End-stage renal disease (ESRD) is associated with the inflammatory state characterized by infiltrating macrophages/lymphocytes, a major source of cytokines and chemokines. This study examined the role of genetic polymorphisms in cytokine, IL-10, and chemokine receptors, CCR2 and CCR5, with susceptibility to ESRD. Polymorphisms in IL-10 (-1082 G/A, PCR-RFLP; -819 C/T, ARMS-PCR), CCR2 (Val/Ile, PCR-RFLP), and CCR5 Delta 32 were detected in 184 ESRD patients and 180 controls. Our results demonstrated a significant difference in genotype frequencies of IL-10 -1082G/A (p < 0.001), IL-10 -819C/T (p = 0.007), and CCR2Val/Ile (p = 0.033) between ESRD patients and controls.
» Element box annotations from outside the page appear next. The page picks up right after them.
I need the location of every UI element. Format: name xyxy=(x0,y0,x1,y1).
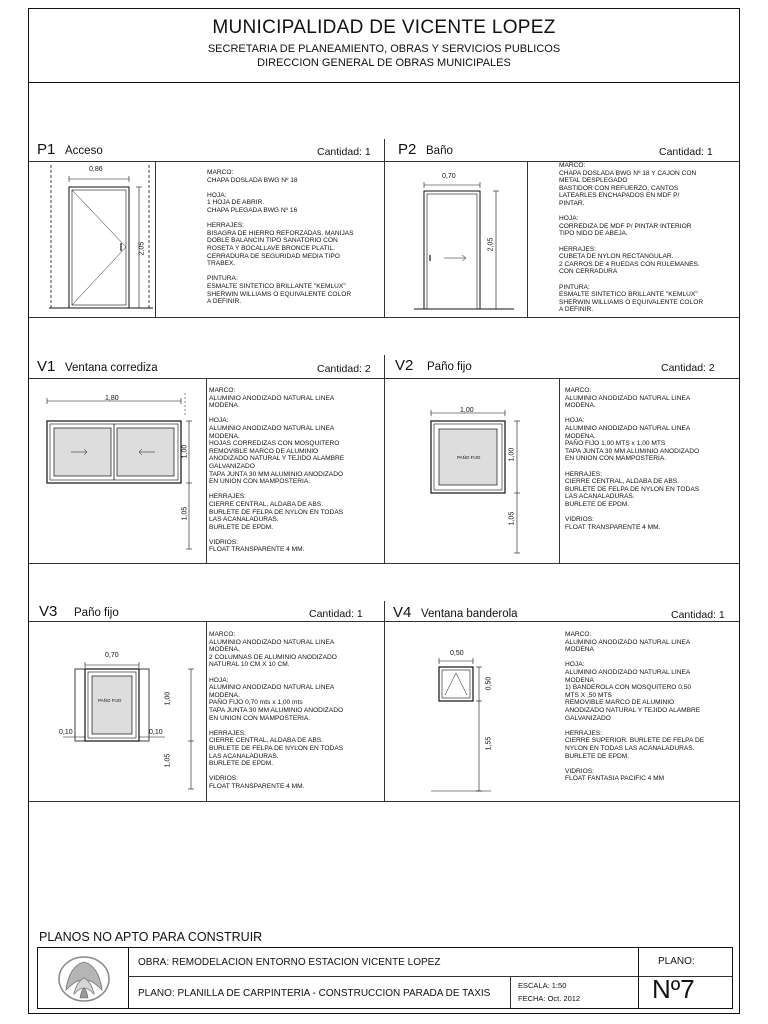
title-block xyxy=(37,947,733,1009)
v4-sill-label: 1,55 xyxy=(485,736,493,751)
p1-width-label: 0,86 xyxy=(89,166,103,173)
door-p2-drawing xyxy=(414,169,524,315)
row2-divider xyxy=(384,355,385,563)
item-qty-p1: Cantidad: 1 xyxy=(317,146,371,158)
escala-label: ESCALA: 1:50 xyxy=(518,981,567,990)
not-for-construction-note: PLANOS NO APTO PARA CONSTRUIR xyxy=(39,930,263,944)
item-qty-p2: Cantidad: 1 xyxy=(659,146,713,158)
window-v1-drawing xyxy=(39,393,204,563)
v3-glass-label: PAÑO FIJO xyxy=(98,698,122,703)
v3-side-left-label: 0,10 xyxy=(59,729,73,736)
v4-width-label: 0,50 xyxy=(450,650,464,657)
row1-divider xyxy=(384,139,385,317)
row3-divider xyxy=(384,601,385,801)
p1-spec-text: MARCO: CHAPA DOSLADA BWG Nº 18 HOJA: 1 HOJA DE ABRIR. CHAPA PLEGADA BWG Nº 16 HERRAJES: BISAGRA DE HIERRO REFORZADAS. MANIJAS DOBLE BALANCIN TIPO SANATORIO CON ROSETA Y BOCALLAVE BRONCE PLATIL. CERRADURA DE SEGURIDAD MEDIA TIPO TRABEX. PINTURA: ESMALTE SINTETICO BRILLANTE "KEMLUX" SHERWIN WILLIAMS O EQUIVALENTE COLOR A DEFINIR. xyxy=(207,169,354,306)
v2-height-label: 1,00 xyxy=(508,447,516,462)
item-name-v4: Ventana banderola xyxy=(421,608,518,620)
page-subtitle-direccion: DIRECCION GENERAL DE OBRAS MUNICIPALES xyxy=(257,57,511,69)
window-v3-drawing xyxy=(49,657,199,797)
obra-label: OBRA: REMODELACION ENTORNO ESTACION VICENTE LOPEZ xyxy=(138,957,441,968)
v3-side-right-label: 0,10 xyxy=(149,729,163,736)
drawing-sheet xyxy=(28,8,740,1014)
v4-spec-text: MARCO: ALUMINIO ANODIZADO NATURAL LINEA MODENA HOJA: ALUMINIO ANODIZADO NATURAL LINEA MODENA 1) BANDEROLA CON MOSQUITERO 0,50 MTS X ,50 MTS REMOVIBLE MARCO DE ALUMINIO ANODIZADO NATURAL Y TEJIDO ALAMBRE GALVANIZADO HERRAJES: CIERRE SUPERIOR. BURLETE DE FELPA DE NYLON EN TODAS LAS ACANALADURAS. BURLETE DE EPDM. VIDRIOS: FLOAT FANTASIA PACIFIC 4 MM xyxy=(565,631,705,783)
item-qty-v3: Cantidad: 1 xyxy=(309,608,363,620)
header-divider xyxy=(29,82,739,83)
plano-number-label: PLANO: xyxy=(658,956,695,967)
item-code-v4: V4 xyxy=(393,604,412,621)
v1-height-label: 1,00 xyxy=(181,444,189,459)
item-name-v1: Ventana corrediza xyxy=(65,362,158,374)
item-name-p1: Acceso xyxy=(65,145,103,157)
v4-height-label: 0,50 xyxy=(485,676,493,691)
window-v2-drawing xyxy=(409,407,529,557)
item-code-v3: V3 xyxy=(39,603,58,620)
item-code-p2: P2 xyxy=(398,141,417,158)
page-title: MUNICIPALIDAD DE VICENTE LOPEZ xyxy=(212,17,556,38)
item-qty-v1: Cantidad: 2 xyxy=(317,363,371,375)
item-name-v2: Paño fijo xyxy=(427,361,472,373)
v1-spec-text: MARCO: ALUMINIO ANODIZADO NATURAL LINEA MODENA. HOJA: ALUMINIO ANODIZADO NATURAL LINEA MODENA. HOJAS CORREDIZAS CON MOSQUITERO REMOVIBLE MARCO DE ALUMINIO ANODIZADO NATURAL Y TEJIDO ALAMBRE GALVANIZADO TAPA JUNTA 30 MM ALUMINIO ANODIZADO EN UNION CON MAMPOSTERIA. HERRAJES: CIERRE CENTRAL, ALDABA DE ABS. BURLETE DE FELPA DE NYLON EN TODAS LAS ACANALADURAS. BURLETE DE EPDM. VIDRIOS: FLOAT TRANSPARENTE 4 MM. xyxy=(209,387,345,554)
item-code-v2: V2 xyxy=(395,357,414,374)
item-code-v1: V1 xyxy=(37,358,56,375)
fecha-label: FECHA: Oct. 2012 xyxy=(518,994,581,1003)
page-subtitle-secretaria: SECRETARIA DE PLANEAMIENTO, OBRAS Y SERVICIOS PUBLICOS xyxy=(207,43,561,55)
item-qty-v2: Cantidad: 2 xyxy=(661,362,715,374)
v3-spec-text: MARCO: ALUMINIO ANODIZADO NATURAL LINEA MODENA. 2 COLUMNAS DE ALUMINIO ANODIZADO NATURAL 10 CM X 10 CM. HOJA: ALUMINIO ANODIZADO NATURAL LINEA MODENA. PAÑO FIJO 0,70 mts x 1,00 mts TAPA JUNTA 30 MM ALUMINIO ANODIZADO EN UNION CON MAMPOSTERIA. HERRAJES: CIERRE CENTRAL, ALDABA DE ABS. BURLETE DE FELPA DE NYLON EN TODAS LAS ACANALADURAS. BURLETE DE EPDM. VIDRIOS: FLOAT TRANSPARENTE 4 MM. xyxy=(209,631,344,790)
v2-width-label: 1,00 xyxy=(460,407,474,414)
item-name-v3: Paño fijo xyxy=(74,607,119,619)
p2-width-label: 0,70 xyxy=(442,173,456,180)
municipal-logo xyxy=(56,954,112,1004)
p2-height-label: 2,05 xyxy=(487,237,495,252)
v1-width-label: 1,80 xyxy=(105,395,119,402)
v3-width-label: 0,70 xyxy=(105,652,119,659)
plano-number: Nº7 xyxy=(652,974,695,1004)
p2-spec-text: MARCO: CHAPA DOSLADA BWG Nº 18 Y CAJON CON METAL DESPLEGADO BASTIDOR CON REFUERZO, CANTOS LATEARLES ENCHAPADOS EN MDF P/ PINTAR. HOJA: CORREDIZA DE MDF P/ PINTAR INTERIOR TIPO NIDO DE ABEJA. HERRAJES: CUBETA DE NYLON RECTANGULAR. 2 CARROS DE 4 RUEDAS CON RULEMANES. CON CERRADURA PINTURA: ESMALTE SINTETICO BRILLANTE "KEMLUX" SHERWIN WILLIAMS O EQUIVALENTE COLOR A DEFINIR. xyxy=(559,162,704,314)
item-code-p1: P1 xyxy=(37,141,56,158)
v2-sill-label: 1,05 xyxy=(508,511,516,526)
v3-sill-label: 1,05 xyxy=(164,753,172,768)
item-name-p2: Baño xyxy=(426,145,453,157)
row1-bottom-line xyxy=(29,317,739,318)
plano-description: PLANO: PLANILLA DE CARPINTERIA - CONSTRUCCION PARADA DE TAXIS xyxy=(138,988,491,999)
v1-sill-label: 1,05 xyxy=(181,506,189,521)
v2-glass-label: PAÑO FIJO xyxy=(457,455,481,460)
row3-bottom-line xyxy=(29,801,739,802)
v2-spec-text: MARCO: ALUMINIO ANODIZADO NATURAL LINEA MODENA. HOJA: ALUMINIO ANODIZADO NATURAL LINEA MODENA. PAÑO FIJO 1,00 MTS x 1,00 MTS TAPA JUNTA 30 MM ALUMINIO ANODIZADO EN UNION CON MAMPOSTERIA. HERRAJES: CIERRE CENTRAL, ALDABA DE ABS. BURLETE DE FELPA DE NYLON EN TODAS LAS ACANALADURAS. BURLETE DE EPDM. VIDRIOS: FLOAT TRANSPARENTE 4 MM. xyxy=(565,387,700,531)
row2-bottom-line xyxy=(29,563,739,564)
window-v4-drawing xyxy=(401,651,511,801)
p1-height-label: 2,05 xyxy=(138,241,146,256)
v3-height-label: 1,00 xyxy=(164,691,172,706)
item-qty-v4: Cantidad: 1 xyxy=(671,609,725,621)
door-p1-drawing xyxy=(49,165,159,315)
However, only low-producing genotype AA of IL-10 -1082G/A showed significantly threefold higher risk for all ESRD patients (odds ratio [OR] = 3.164, 95% CI = 1.74-5.72) as well as patients with only inflammatory causes of renal diseases (OR = 2.979, 95% CI = 1.61-5.52). No risk was seen in variant genotype of other genes. The genotypic frequencies of CCR5 Delta 32 were comparable in patients and controls (p = 0.203). In haplotype analysis, A-T haplotype (low producer) of IL-10 showed 1.7-fold risk (p > 0.05). No risk was seen for CCR2 and CCR5 haplotypes. The AA genotype of IL-10 -1082G/A polymorphism was associated with increased susceptibility to ESRD. This study implies the basis for defined antiinflammatory approaches to impede renal disease progression.